Wicemarszałek Sejmu Włodzimierz Czarzasty wykluczył posła Konfederacji Grzegorza Brauna z posiedzenia Sejmu. Braun nie miał maseczki ochronnej i nie chciał jej założyć.
Grzegorz Braun chciał zabrać głos po wystąpieniu premiera w sprawie budżetu Unii Europejskiej. Nie miał maseczki ochronnej i mimo uwag ze strony Włodzimierza Czarzastego nie zamierzał jej założyć. Sytuacja miała miejsce podczas obrad w sprawie budżetu UE i funduszy odbudowy. Jako pierwszy w tej sprawie wypowiedział się premier.
Praworządność jest dzisiaj stosowana w Unii Europejskiej jako swego rodzaju straszak i jest stosowana w sposób odwrotny do zawartości tej definicji
przekonywał Morawiecki
Później stanowiska przedstawiali reprezentanci klubów. W imieniu koła Konfederacji głos zabrać chciał poseł Grzegorz Braun. Wicemarszałek Sejmu z ramienia Lewicy nie dopuścił go jednak do głosu, ponieważ Braun nie miał maseczki.
Panie pośle, mam do pana serdeczną i uprzejmą prośbę. Jest dobra atmosfera. Byłby pan tak łaskaw i założył maskę?
zwrócił się do Brauna Czarzasty
Po krótkiej dyskusji Brauna z Czarzastym, wicemarszałek wyłączył mu mikrofon. Dyskusja trwała, Braun stwierdził m.in., że nie będzie się ośmieszał zakładając maseczkę, a następnie poprosił o podstawę prawną przymusu jej zakładania. Czarzasty odpowiedział, że jest to decyzja marszałek. Po chwili ogłosił 1 minutową przerwę, po której ogłosił, że Braun zakłóca obrady Sejmu i podjął decyzję o wykluczeniu posła Konfederacji z posiedzenia Sejmu.

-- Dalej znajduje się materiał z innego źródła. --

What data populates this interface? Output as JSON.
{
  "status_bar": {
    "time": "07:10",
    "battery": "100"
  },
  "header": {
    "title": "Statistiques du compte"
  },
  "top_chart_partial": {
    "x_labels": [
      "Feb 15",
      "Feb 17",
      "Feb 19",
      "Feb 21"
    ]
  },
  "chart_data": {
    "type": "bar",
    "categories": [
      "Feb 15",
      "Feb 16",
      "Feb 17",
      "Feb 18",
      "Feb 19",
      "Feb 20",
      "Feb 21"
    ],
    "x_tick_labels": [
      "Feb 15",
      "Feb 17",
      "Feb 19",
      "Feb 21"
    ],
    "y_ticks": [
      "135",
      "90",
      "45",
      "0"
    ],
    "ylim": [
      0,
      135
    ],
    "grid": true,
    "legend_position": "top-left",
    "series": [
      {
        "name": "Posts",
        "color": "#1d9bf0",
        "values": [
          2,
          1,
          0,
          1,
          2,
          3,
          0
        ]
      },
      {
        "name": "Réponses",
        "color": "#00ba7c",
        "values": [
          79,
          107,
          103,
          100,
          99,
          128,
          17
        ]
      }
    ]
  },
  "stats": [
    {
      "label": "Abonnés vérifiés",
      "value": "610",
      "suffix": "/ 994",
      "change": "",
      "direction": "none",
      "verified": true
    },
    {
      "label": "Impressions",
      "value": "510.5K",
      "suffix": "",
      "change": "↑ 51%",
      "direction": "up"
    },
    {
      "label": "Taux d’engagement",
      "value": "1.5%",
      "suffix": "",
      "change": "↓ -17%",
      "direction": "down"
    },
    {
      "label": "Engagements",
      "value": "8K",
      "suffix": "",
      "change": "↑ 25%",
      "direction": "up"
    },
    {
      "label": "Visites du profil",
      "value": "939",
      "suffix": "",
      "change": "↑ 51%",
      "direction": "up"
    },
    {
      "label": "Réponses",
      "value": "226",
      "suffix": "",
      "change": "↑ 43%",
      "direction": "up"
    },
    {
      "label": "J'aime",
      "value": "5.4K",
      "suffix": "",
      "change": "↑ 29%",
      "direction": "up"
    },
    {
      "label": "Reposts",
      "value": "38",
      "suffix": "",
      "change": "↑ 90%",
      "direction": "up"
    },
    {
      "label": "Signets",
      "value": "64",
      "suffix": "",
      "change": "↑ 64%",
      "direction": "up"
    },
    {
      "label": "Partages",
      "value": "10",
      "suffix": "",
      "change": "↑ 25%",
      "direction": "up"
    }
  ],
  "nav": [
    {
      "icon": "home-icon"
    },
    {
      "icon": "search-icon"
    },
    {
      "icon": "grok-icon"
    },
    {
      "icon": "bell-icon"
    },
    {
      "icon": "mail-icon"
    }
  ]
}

Na podstawie art. 175 ustęp 5 podejmuję decyzję o wykluczeniu pana z posiedzenia Sejmu. Zgodnie z regulaminem proszę opuścić salę posiedzeń
ogłosił Czarzasty
Obserwatorom nie umknęła sytuacja, w której podczas dyskusji Brauna z Czarzastym o braku maseczki podeszła marszałek Witek, która również nie miała zasłoniętych ust.